Friday, January 18, 2008

Repetition

Which is not to be confused with redundancy, though they may come together often.

Things repeat. We must go back to the same tasks again and again--we have to wash the dishes every time we use them; and of course we keep using them because we have to eat. We wake up in the morning; we go to sleep at night. These repetitions are part of the natural patterns to which we belong; they are part and parcel of who we are.

But the repetition can become difficult--whether simply boring, dull and tedious, or downright onerous. We may be trying to remake our lives, but how much really changes from day to day? Not too much, at least not on most days in most of our lives. Usually we wake up in the same bed we did the day before, and the weather is usually much like it was the day before, and our home is furnished in the same way it was before.

More personally, we feel the same way we did the day before--our prospects for the future, our health, our outlook, our projects for the day--our most basic experience of the world is basically repetitive.

It's easy to get locked into looking at this repetition as a bad thing.

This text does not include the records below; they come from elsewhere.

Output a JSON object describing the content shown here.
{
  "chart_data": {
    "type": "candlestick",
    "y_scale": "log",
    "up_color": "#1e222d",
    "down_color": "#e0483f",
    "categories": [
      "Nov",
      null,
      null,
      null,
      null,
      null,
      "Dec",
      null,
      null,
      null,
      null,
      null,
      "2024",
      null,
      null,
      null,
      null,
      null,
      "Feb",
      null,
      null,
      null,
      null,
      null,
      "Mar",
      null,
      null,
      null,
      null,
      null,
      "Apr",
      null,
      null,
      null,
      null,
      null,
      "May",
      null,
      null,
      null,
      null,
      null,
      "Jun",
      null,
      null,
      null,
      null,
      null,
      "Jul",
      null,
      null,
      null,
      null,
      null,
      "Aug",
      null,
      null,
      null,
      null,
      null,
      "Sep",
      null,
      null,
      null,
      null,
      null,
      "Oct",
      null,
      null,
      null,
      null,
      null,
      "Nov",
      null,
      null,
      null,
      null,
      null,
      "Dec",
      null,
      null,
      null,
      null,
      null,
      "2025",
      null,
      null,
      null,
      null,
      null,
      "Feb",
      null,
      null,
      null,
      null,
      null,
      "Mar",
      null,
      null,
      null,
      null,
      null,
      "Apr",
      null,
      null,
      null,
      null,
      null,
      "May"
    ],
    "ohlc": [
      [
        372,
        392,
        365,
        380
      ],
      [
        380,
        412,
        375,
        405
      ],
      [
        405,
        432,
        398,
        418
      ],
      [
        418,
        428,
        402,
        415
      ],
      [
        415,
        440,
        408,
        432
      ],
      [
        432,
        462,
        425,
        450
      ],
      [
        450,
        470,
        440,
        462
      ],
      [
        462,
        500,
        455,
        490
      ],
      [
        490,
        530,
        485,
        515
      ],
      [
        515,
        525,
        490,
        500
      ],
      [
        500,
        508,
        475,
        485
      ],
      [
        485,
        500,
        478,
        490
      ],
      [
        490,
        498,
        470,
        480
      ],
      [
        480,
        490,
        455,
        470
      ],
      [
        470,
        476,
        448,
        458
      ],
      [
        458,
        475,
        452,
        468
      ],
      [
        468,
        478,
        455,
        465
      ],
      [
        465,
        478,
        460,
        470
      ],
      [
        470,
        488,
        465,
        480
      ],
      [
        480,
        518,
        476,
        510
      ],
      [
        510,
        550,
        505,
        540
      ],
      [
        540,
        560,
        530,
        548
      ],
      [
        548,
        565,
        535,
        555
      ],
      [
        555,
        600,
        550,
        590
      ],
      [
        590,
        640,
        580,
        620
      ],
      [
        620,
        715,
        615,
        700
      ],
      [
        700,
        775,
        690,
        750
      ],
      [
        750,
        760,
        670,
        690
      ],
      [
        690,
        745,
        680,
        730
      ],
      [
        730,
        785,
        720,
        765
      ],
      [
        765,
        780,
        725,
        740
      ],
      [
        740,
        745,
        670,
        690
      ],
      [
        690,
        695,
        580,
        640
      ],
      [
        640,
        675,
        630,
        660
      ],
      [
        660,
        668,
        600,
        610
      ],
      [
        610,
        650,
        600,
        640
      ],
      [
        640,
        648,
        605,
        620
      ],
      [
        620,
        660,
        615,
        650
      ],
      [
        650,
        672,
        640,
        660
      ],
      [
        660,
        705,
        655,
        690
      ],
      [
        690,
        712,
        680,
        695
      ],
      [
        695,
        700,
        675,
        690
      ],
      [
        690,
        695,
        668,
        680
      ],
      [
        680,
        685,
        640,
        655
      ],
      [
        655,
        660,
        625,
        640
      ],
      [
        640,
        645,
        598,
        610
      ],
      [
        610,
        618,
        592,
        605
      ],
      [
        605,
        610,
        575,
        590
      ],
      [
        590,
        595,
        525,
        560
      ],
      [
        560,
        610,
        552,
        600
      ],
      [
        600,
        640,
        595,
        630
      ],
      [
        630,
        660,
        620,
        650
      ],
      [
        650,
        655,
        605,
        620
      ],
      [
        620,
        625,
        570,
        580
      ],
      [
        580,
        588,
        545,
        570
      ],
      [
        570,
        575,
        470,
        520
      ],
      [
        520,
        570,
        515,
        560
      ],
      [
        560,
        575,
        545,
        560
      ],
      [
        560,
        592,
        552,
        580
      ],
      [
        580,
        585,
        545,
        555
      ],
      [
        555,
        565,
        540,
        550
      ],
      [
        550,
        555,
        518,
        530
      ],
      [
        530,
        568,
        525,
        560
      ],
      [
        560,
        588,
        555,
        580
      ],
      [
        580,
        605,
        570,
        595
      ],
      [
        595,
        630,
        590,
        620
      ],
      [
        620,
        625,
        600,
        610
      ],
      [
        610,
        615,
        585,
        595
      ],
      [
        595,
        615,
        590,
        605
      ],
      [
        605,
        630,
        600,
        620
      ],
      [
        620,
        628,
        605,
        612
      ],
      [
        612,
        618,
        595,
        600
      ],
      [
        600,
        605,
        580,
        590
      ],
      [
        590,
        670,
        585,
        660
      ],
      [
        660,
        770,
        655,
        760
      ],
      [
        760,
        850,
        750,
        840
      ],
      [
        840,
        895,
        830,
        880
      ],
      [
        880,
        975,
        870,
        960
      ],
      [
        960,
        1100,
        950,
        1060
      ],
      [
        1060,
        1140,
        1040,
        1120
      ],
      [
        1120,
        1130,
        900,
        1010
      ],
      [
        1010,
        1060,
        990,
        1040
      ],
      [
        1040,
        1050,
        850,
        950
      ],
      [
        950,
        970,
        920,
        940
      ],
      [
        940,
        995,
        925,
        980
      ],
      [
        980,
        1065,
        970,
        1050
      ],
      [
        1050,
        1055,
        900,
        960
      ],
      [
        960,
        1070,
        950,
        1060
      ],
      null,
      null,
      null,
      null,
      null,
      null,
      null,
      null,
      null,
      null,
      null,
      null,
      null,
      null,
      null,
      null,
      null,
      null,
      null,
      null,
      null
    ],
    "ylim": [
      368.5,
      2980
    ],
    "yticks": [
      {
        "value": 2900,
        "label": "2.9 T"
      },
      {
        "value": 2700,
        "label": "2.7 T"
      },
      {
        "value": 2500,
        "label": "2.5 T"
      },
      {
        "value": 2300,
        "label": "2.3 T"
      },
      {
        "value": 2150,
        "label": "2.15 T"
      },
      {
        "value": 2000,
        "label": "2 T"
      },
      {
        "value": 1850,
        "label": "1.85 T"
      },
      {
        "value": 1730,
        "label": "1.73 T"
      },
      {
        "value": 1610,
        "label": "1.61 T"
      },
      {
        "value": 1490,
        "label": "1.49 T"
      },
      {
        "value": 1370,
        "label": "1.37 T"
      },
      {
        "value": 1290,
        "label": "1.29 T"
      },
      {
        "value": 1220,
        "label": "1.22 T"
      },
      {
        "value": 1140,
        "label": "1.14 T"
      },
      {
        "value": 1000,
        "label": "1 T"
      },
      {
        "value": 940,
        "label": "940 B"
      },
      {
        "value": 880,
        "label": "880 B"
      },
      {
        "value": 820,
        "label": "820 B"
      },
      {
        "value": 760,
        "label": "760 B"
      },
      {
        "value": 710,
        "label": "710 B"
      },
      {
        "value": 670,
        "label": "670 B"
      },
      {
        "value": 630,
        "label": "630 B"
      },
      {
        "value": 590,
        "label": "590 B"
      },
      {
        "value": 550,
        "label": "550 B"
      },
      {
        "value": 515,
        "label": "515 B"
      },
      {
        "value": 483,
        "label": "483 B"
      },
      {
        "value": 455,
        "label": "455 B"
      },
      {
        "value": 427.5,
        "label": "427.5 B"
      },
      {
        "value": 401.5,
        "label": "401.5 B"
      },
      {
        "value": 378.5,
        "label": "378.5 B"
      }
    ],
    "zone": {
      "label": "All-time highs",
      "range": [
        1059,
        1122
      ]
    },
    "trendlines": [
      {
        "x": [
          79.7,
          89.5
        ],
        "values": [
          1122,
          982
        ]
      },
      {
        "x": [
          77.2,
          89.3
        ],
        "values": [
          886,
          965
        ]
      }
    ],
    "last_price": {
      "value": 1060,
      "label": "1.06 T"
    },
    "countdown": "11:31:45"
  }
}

We want to grow, to change, and always to improve our situation. We dream of becoming rich or famous or respected or powerful or loved or whatever or all of these. And the repetition belies this.

Yet, where would we be without this repetition: stability is necessary in our lives. What would we do if each day we woke up and the people around us were speaking a different language than the day before? What if what we could eat changed everyday? What if the people around us were always new? If we always had to do a new job? Novelty has its pleasures, but such novelty, I think, would be unbearable to all.

At the same time, we need to remember that there are many subtle changes that follow us through our lives, for example the smaller shifts in our health or in other aspects of our lives. People tend to generalize--it's natural to do so--but our generalizations tend to focus on certain aspects to the exclusion of others. Some changes occur slowly, and so they're only visible to careful observation. That slowness can often be frustrating itself.

We work on our writing project, and it progresses so slowly. And each day, the problems are very much the same as the problems were the day before. It can be easy to become frustrated at the repetition, but we need to look for the growth and the small changes within the large picture to keep us moving.

I suppose I write this because I'm frustrated myself. My writing continues to be plagued by the same problems; my writing process continues to be plagued by the same problems; other aspects of my life, too, seem to be mired. The repetition is wearing me down. And yet I know that within that apparent repetition there are many significant changes, small changes, it is true, but changes that are observable, especially when I look back to the person I was last year or three years ago or more.

So much of our human potential is locked up in our ability to focus beyond the immediate repetition to the larger change that we can create in incremental ways.

If you need your writing project to change radically in a single day, you're setting yourself up for some days of disappointment. But if you can set yourself to work and persevere even in the face of apparent repetition and stagnation, then the progress comes.